On se souvient qu'une panne de courant réelle avait frappé les Etats-Unis en 2003, mais elle était de moindre ampleur et n'avait pas été causée par un virus informatique. Le rapport juge donc le scénario catastrophe d'une cyberattaque « improbable, mais technologiquement possible ». Il souligne tout de même que depuis 2000, on comptabilise 15 cyberattaques présumées visant le réseau électrique américain

Source les echos

Maintenant que la réalité des risques a probablement retenu votre attention, une autre question s'impose, à savoir quelles sont les conséquences d'un blackout ? Si vous avez déjà vécu une situation ou vous étiez privés d'électricité, celle-ci n'a probablement pas duré plus de quelques heures dans le pire des cas, au mieux quelques minutes (sauf si vous avez vécu une situation de sinistre, auquel cas vous savez déjà de quoi il retourne).
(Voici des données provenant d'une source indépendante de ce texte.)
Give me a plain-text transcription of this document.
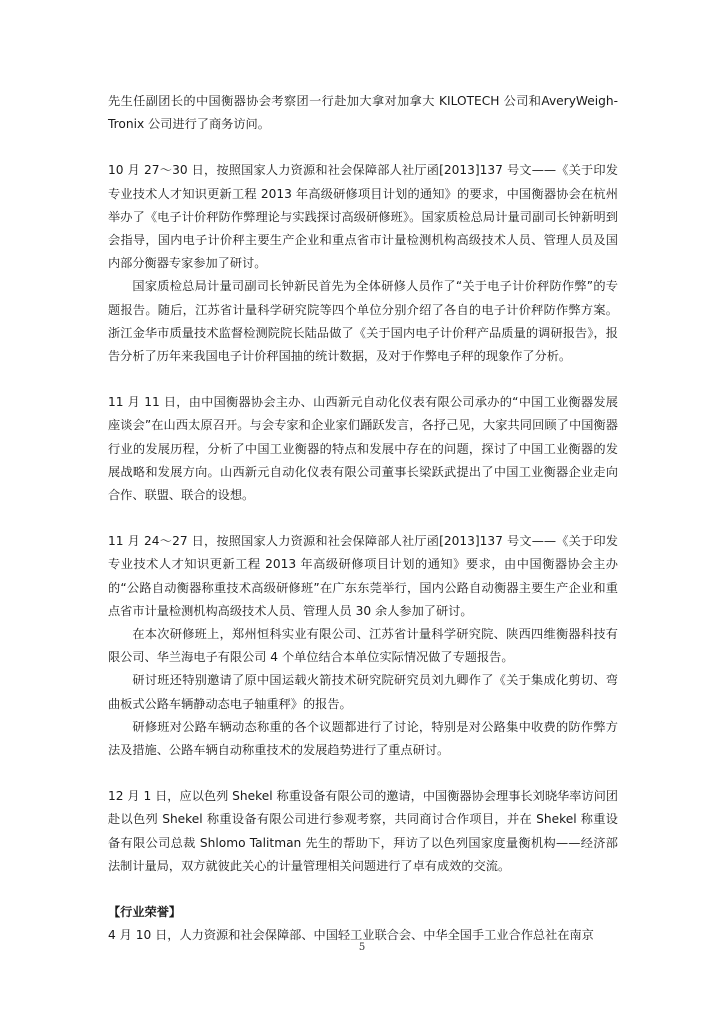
先生任副团长的中国衡器协会考察团一行赴加大拿对加拿大 KILOTECH 公司和AveryWeigh-Tronix 公司进行了商务访问。

10 月 27～30 日，按照国家人力资源和社会保障部人社厅函[2013]137 号文——《关于印发专业技术人才知识更新工程 2013 年高级研修项目计划的通知》的要求，中国衡器协会在杭州举办了《电子计价秤防作弊理论与实践探讨高级研修班》。国家质检总局计量司副司长钟新明到会指导，国内电子计价秤主要生产企业和重点省市计量检测机构高级技术人员、管理人员及国内部分衡器专家参加了研讨。

国家质检总局计量司副司长钟新民首先为全体研修人员作了“关于电子计价秤防作弊”的专题报告。随后，江苏省计量科学研究院等四个单位分别介绍了各自的电子计价秤防作弊方案。浙江金华市质量技术监督检测院院长陆品做了《关于国内电子计价秤产品质量的调研报告》，报告分析了历年来我国电子计价秤国抽的统计数据，及对于作弊电子秤的现象作了分析。

11 月 11 日，由中国衡器协会主办、山西新元自动化仪表有限公司承办的“中国工业衡器发展座谈会”在山西太原召开。与会专家和企业家们踊跃发言，各抒己见，大家共同回顾了中国衡器行业的发展历程，分析了中国工业衡器的特点和发展中存在的问题，探讨了中国工业衡器的发展战略和发展方向。山西新元自动化仪表有限公司董事长梁跃武提出了中国工业衡器企业走向合作、联盟、联合的设想。

11 月 24～27 日，按照国家人力资源和社会保障部人社厅函[2013]137 号文——《关于印发专业技术人才知识更新工程 2013 年高级研修项目计划的通知》要求，由中国衡器协会主办的“公路自动衡器称重技术高级研修班”在广东东莞举行，国内公路自动衡器主要生产企业和重点省市计量检测机构高级技术人员、管理人员 30 余人参加了研讨。

在本次研修班上，郑州恒科实业有限公司、江苏省计量科学研究院、陕西四维衡器科技有限公司、华兰海电子有限公司 4 个单位结合本单位实际情况做了专题报告。

研讨班还特别邀请了原中国运载火箭技术研究院研究员刘九卿作了《关于集成化剪切、弯曲板式公路车辆静动态电子轴重秤》的报告。

研修班对公路车辆动态称重的各个议题都进行了讨论，特别是对公路集中收费的防作弊方法及措施、公路车辆自动称重技术的发展趋势进行了重点研讨。

12 月 1 日，应以色列 Shekel 称重设备有限公司的邀请，中国衡器协会理事长刘晓华率访问团赴以色列 Shekel 称重设备有限公司进行参观考察，共同商讨合作项目，并在 Shekel 称重设备有限公司总裁 Shlomo Talitman 先生的帮助下，拜访了以色列国家度量衡机构——经济部法制计量局，双方就彼此关心的计量管理相关问题进行了卓有成效的交流。

【行业荣誉】

4 月 10 日，人力资源和社会保障部、中国轻工业联合会、中华全国手工业合作总社在南京

5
Mais que se passerait-il dans le cas ou la situation serait de plus grande ampleur et nécessitait plusieurs jours ou semaines ?
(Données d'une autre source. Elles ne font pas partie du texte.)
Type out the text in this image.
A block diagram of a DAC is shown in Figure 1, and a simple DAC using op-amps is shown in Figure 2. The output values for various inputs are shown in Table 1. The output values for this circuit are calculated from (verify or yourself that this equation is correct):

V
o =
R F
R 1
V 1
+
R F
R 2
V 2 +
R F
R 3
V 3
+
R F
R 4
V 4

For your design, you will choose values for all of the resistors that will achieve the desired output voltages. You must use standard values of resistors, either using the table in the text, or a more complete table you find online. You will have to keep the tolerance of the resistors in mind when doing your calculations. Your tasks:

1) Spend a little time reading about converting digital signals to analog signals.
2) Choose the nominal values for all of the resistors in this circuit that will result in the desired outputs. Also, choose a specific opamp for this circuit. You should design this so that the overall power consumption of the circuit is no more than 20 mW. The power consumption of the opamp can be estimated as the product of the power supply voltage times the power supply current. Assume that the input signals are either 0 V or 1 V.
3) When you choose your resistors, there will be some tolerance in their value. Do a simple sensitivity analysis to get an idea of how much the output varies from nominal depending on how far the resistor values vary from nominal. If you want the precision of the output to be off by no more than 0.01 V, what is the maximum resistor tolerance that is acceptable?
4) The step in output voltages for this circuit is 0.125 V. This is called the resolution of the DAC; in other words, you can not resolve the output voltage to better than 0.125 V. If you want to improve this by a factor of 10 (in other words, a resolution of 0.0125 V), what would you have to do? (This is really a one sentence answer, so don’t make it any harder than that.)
Pierre Templar y répond sur son excellent blog survivaliste dans un article intitulé « Le jour où EDF sera aux abonnés absents », mais sachez d'ores et déjà que la quasi totalité de votre quotidien est dépendante du réseau électrique, à plus forte raison si vous ne vivez pas en milieu rural. Prendre conscience de cette dépendance et des risques qui y sont liés est un premier pas...

Le Veilleur




Commentaires 5

avatar de PH7
  • Par PH7 1 0
  • D'où la nécessité de pouvoir se fabriquer des générateurs autonomes ne fonctionnant ni avec un carburant ni dépendant d'autres sources. (Donc être indépendant des réseaux). Et apprendre à réduire nos besoins en énergie électrique, ce qui ferait faire un peu de sport à certains. Dans le temps, on avait un moteur pour alimenter une ligne de machines par courroies et transmission mécanique, aujourd'hui on a dix moteurs indépendants pour une machine ! Cherchez l'erreur et la cause de notre super-dépendance à l'énergie électrique.

avatar de Le-veilleur
  • Le-veilleur a répondu (Admin) 0 0
  • Autre débilité : Ceux qui te racontent qu'ils s’accommoderaient d'un vie « à l'ancienne » avec des bougies, mais qui ne sauraient comment ou avec quoi en fabriquer, ni même savoir faire du feu

avatar de PH7
  • Par PH7 0 0
  • A la fois d'accord avec toi et pas d'accord. Revenir à la bougie ou la lampe à huile serait idiot puisque nous connaissons et avons les technologies pour réaliser des générateurs autonomes. Mais rien n'empêche un léger retour en arrière en réduisant le nombre de récepteurs électriques pour les remplacer par des transmissions mécaniques. Mais cela implique le retour à une grande qualité des matériaux et la possibilité de réparer. Inutile de passer d'un extrême à l'autre.

avatar de Le-veilleur
  • Le-veilleur a répondu (Admin) 0 0
  • Tu oublies qu'en cas de blackout, il faudra faire avec ce que tu trouves, plus aucune machine ne fabriquera quoique ce soit. Connaitre les technologies est une chose, avoir les outils pour le mettre en pratique est autre chose. Certains n'hésiteront pas à tuer pour récupérer un panneau solaire, une batterie ou une bouteille de gaz... Posséder certaines choses feront des envieux, pour survivre il faudra savoir rester discret, ou faire partie d'une communauté (armée).

avatar de PH7
  • Par PH7 0 0
  • Pourquoi crois-tu que je sois entraîné à reproduire des technologies anciennes, que j'ai appris à fabriquer du charbon mais aussi des fours ou des appareils de cuissons, mais aussi des armes de jets ou appris à reconnaître les bonnes herbes que ce soit pour se soigner, se vêtir ou simplement manger ? J'ai reçu une très bonne formation à ce niveau là ! Mais je ne rejette pas en bloc les technologies modernes et je peux aussi fabriquer des générateurs autonomes. Mais là où tu as raison, c'est que tu ne peux pas rester seul dans ces cas là et seule une communauté peut assurer la sécurité de chacun. Ton raisonnement concernant les machines qui ne fabriqueront plus rien du tout n'est valable que pour les machines qui ne travaillent qu'avec l'énergie électrique, après tout, les hommes ont progressés pendant des siècles sans avoir recours au pétrole ou à l'électricité.